The grids have been designed to accommodate baseload power, predominantly from coal power plants, rather than to incorporate the intermittent energy that comes from renewable sources, particularly the mid-day oversupply of energy from residential solar.

Something has clearly got to give in this situation, and combatting this will take a combination of operational and behavioural improvements.

Recent changes to the Renewable Energy Buyback Scheme (REBS) to the new Distributed Energy Buyback Scheme (DEBS) for new solar PV system in Western Australia is an example of government policy encouraging behavioural change to help stabilise the grid. The change from a flat tariff to a variable tariff depending on the time of day is designed to encourage households to self-consume the power generated by their solar PV system. It aims to direct excess solar PV energy to the electricity network when demand is highest, to help stabilise the electricity network.

Structural improvements to the grid will include repairs and refurbishments to poles, wires and networks and increased investment in battery storage like Adelaide’s Hornsdale Power Reserve.

Increase in community battery storage projects

As mentioned, batteries will play a big part in connecting Australia to a more modern and efficient energy grid in the future and community batteries, in particular, will have a huge effect on the modern energy grid.

Unlike a household battery, community batteries allow solar customers connected to the same local distribution network to share in a larger ‘community’ battery that is owned and maintained by the local electricity distributor.

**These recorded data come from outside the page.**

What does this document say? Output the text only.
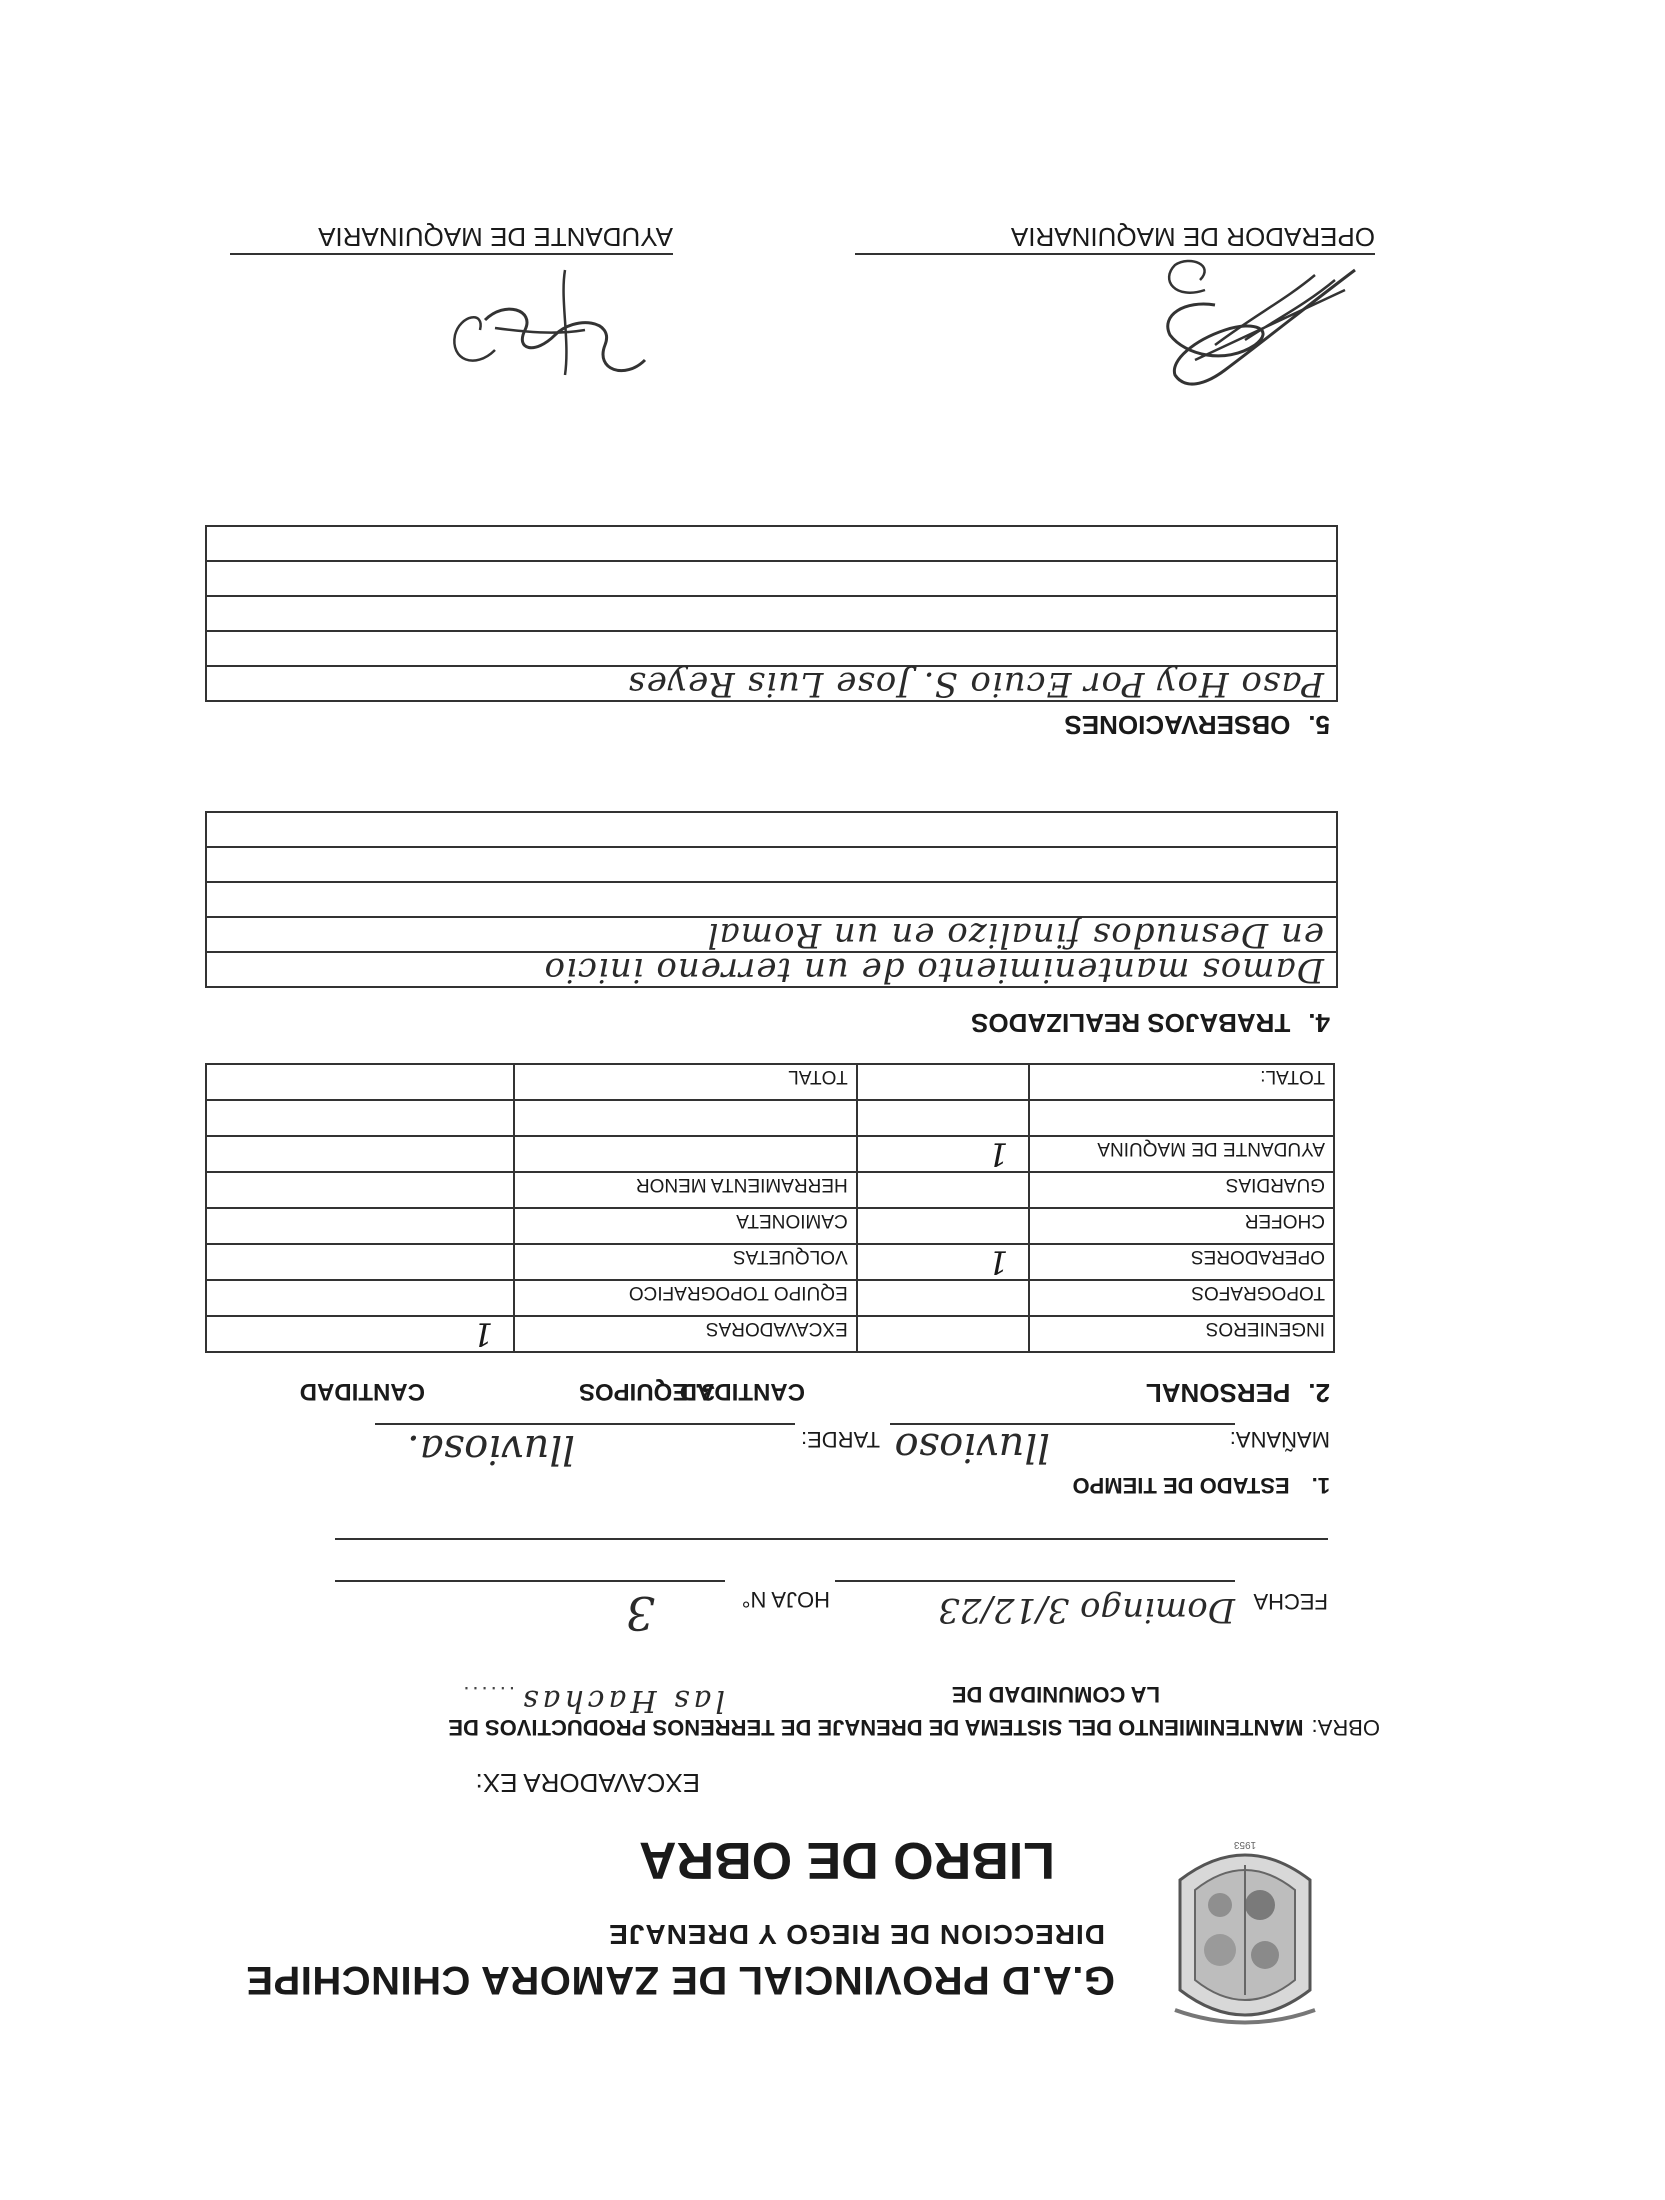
1953
G.A.D PROVINCIAL DE ZAMORA CHINCHIPE
DIRECCION DE RIEGO Y DRENAJE
LIBRO DE OBRA
EXCAVADORA EX:
OBRA:MANTENIMIENTO DEL SISTEMA DE DRENAJE DE TERRENOS PRODUCTIVOS DE
LA COMUNIDAD DE
las Hachas
......
FECHA
Domingo 3/12/23
HOJA N°
3
1.ESTADO DE TIEMPO
MAÑANA:
lluvioso
TARDE:
lluviosa.
2.PERSONAL
CANTIDAD
3. EQUIPOS
CANTIDAD
INGENIEROS		EXCAVADORAS	1
TOPOGRAFOS		EQUIPO TOPOGRAFICO	
OPERADORES	1	VOLQUETAS	
CHOFER		CAMIONETA	
GUARDIAS		HERRAMIENTA MENOR	
AYUDANTE DE MAQUINA	1		

TOTAL:		TOTAL	
4.TRABAJOS REALIZADOS
Damos mantenimiento de un terreno inicio
en Desnudos finalizo en un Romal

5.OBSERVACIONES
Paso Hoy Por Ecuio S. Jose Luis Reyes

OPERADOR DE MAQUINARIA
AYUDANTE DE MAQUINARIA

The benefit of community batteries over individually-owned batteries is that solar customers avoid battery installation and maintenance costs and are able to choose unique storage levels for their individual needs.

Additionally, community batteries help to support our aging electricity grids when they are placed in areas where the network needs upgrading or adjusting to maintain power reliability and quality. In older parts of the network, there might be too much pressure on a transformer to accept the two-way flow of power and community batteries help to solve this problem by soaking up any excess solar power and smooth the flow, improving power reliability and quality to customers.

There are current community battery trails being rolled out by electricity distributors like Ausgrid and Western Power to great success, so we know that further implementation of these trials will be a no-brainer as it is beneficial to both customers and the electricity distributors.

What to Look Out for at the Beginning of 2021

According to Sunwiz, there are a number of important developments that will happen at the beginning of 2021 that will signal a big shift in the world of renewables, these include:

  • The CER-led Government Review (Findings, Recommendations, and Political Direction)
  • Uptake of Batteries, as influenced by state programs
  • New PV restrictions from market over-saturation
  • New markets opening (apartments, rentals, EV coupling etc.)

The CER review of the industry, in particular, is sure to bring some interesting findings and recommendations and depending on the study’s recommendations, short-term demand for solar PVs could increase during if subsidies were proposed by the government to be lowered or eliminated.

No matter what the future of energy might be for Australia, you can be sure that solar power will play a large role.